Vice-president elect Mike Pence is preparing to become the top liaison between President-elect Trump and Congress, a role that many lawmakers see as critical, and one that will require Pence to do everything from negotiating his directives in the House and Senate to interpreting Trump's tweets.
"I think Pence is going to have a very big role," Senate Republican Conference Committee Chairman John Thune, R-S.D., told the Washington Examiner after meeting privately with him on Wednesday.
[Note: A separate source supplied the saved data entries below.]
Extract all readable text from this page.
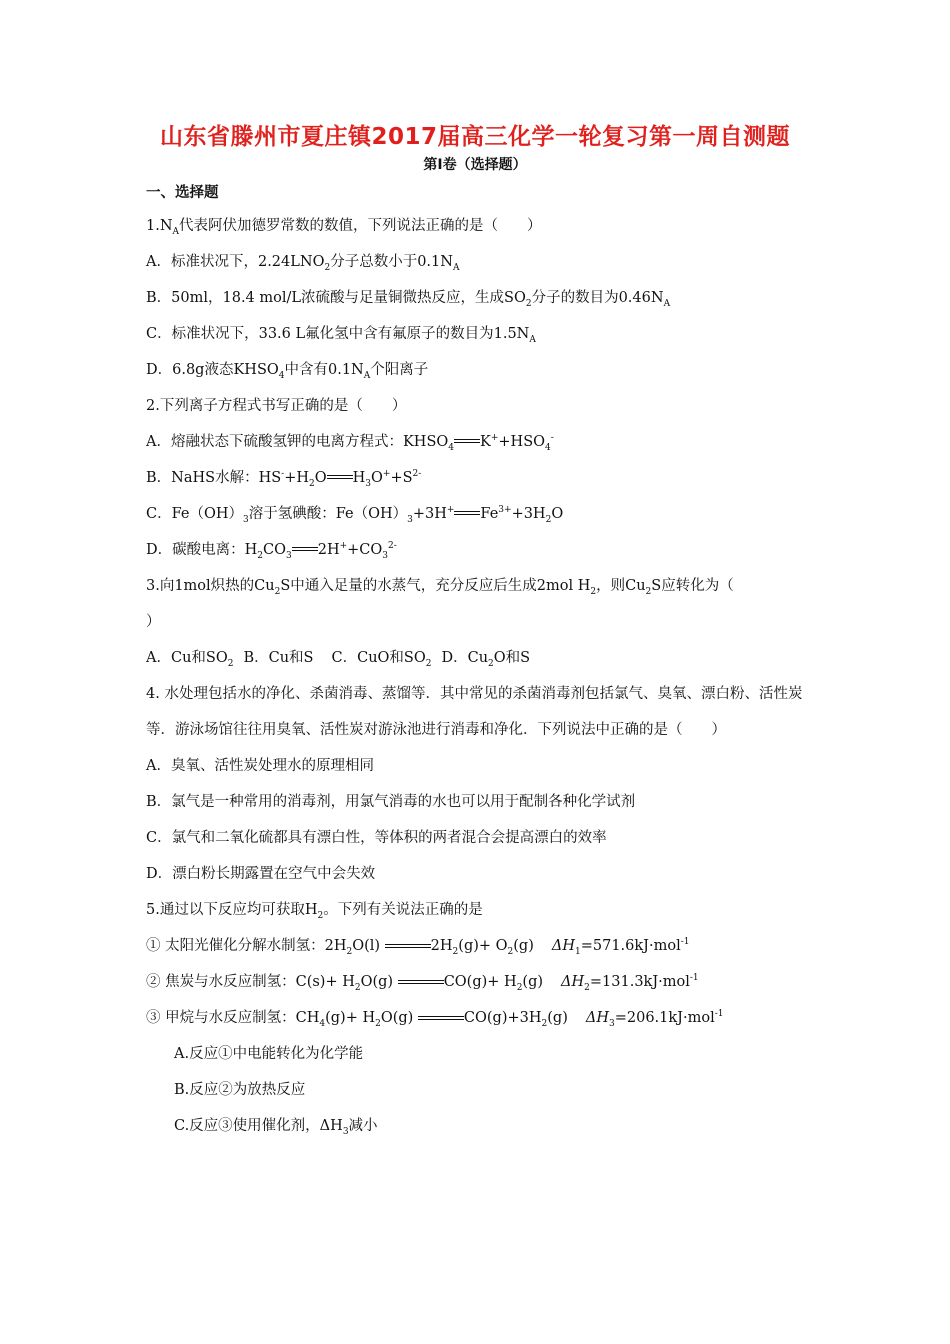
山东省滕州市夏庄镇2017届高三化学一轮复习第一周自测题
第Ⅰ卷（选择题）
一、选择题
$1.N_A$代表阿伏加德罗常数的数值，下列说法正确的是（　　）
A．标准状况下，$2.24LNO_2$分子总数小于$0.1N_A$
B．50ml，18.4 mol/L浓硫酸与足量铜微热反应，生成$SO_2$分子的数目为$0.46N_A$
C．标准状况下，33.6 L氟化氢中含有氟原子的数目为$1.5N_A$
D．6.8g液态$KHSO_4$中含有$0.1N_A$个阳离子
2.下列离子方程式书写正确的是（　　）
A．熔融状态下硫酸氢钾的电离方程式：$KHSO_4$ $K^++HSO_4^-$
B．NaHS水解：$HS^-+H_2O$ $H_3O^++S^{2-}$
C．$Fe(OH)_3$溶于氢碘酸：$Fe(OH)_3+3H^+$ $Fe^{3+}+3H_2O$
D．碳酸电离：$H_2CO_3$ $2H^++CO_3^{2-}$
3.向1mol炽热的$Cu_2S$中通入足量的水蒸气，充分反应后生成2mol $H_2$，则$Cu_2S$应转化为（
）
A．Cu和$SO_2$ B．Cu和S C．CuO和$SO_2$ D．$Cu_2O$和S
4. 水处理包括水的净化、杀菌消毒、蒸馏等．其中常见的杀菌消毒剂包括氯气、臭氧、漂白粉、活性炭等．游泳场馆往往用臭氧、活性炭对游泳池进行消毒和净化．下列说法中正确的是（　　）
A．臭氧、活性炭处理水的原理相同
B．氯气是一种常用的消毒剂，用氯气消毒的水也可以用于配制各种化学试剂
C．氯气和二氧化硫都具有漂白性，等体积的两者混合会提高漂白的效率
D．漂白粉长期露置在空气中会失效
5.通过以下反应均可获取$H_2$。下列有关说法正确的是
① 太阳光催化分解水制氢：$2H_2O(l)$	$2H_2(g)+ O_2(g)$ $\Delta H_1=571.6kJ\cdot mol^{-1}$
② 焦炭与水反应制氢：$C(s)+ H_2O(g)$	$CO(g)+ H_2(g)$ $\Delta H_2=131.3kJ\cdot mol^{-1}$
③ 甲烷与水反应制氢：$CH_4(g)+ H_2O(g)$	$CO(g)+3H_2(g)$ $\Delta H_3=206.1kJ\cdot mol^{-1}$
A.反应①中电能转化为化学能
B.反应②为放热反应
C.反应③使用催化剂，$\Delta H_3$减小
With a little more than two weeks to go until he's sworn in as vice president, Pence is already serving as chief Trump translator. During a closed-door meeting with House GOP lawmakers on Wednesday, Pence explained to lawmakers a series of cryptic healthcare policy tweets Trump posted to Twitter, softening the president-elect's seemingly out-of-the-blue warning that the GOP repeal the healthcare law in a "careful" manner that does not leave people stranded.
"Look, we're talking about peoples' lives, we're talking about families," Pence said in reference to the Trump tweet. "But we are also talking about a policy that has been a failure virtually since its inception and we intend to, over the course of the coming days and weeks, to be speaking directly to the American people about that failure."
Republican lawmakers said they welcomed Pence's involvement, which will be a stark departure from the Obama administration's estrangement from Capitol Hill.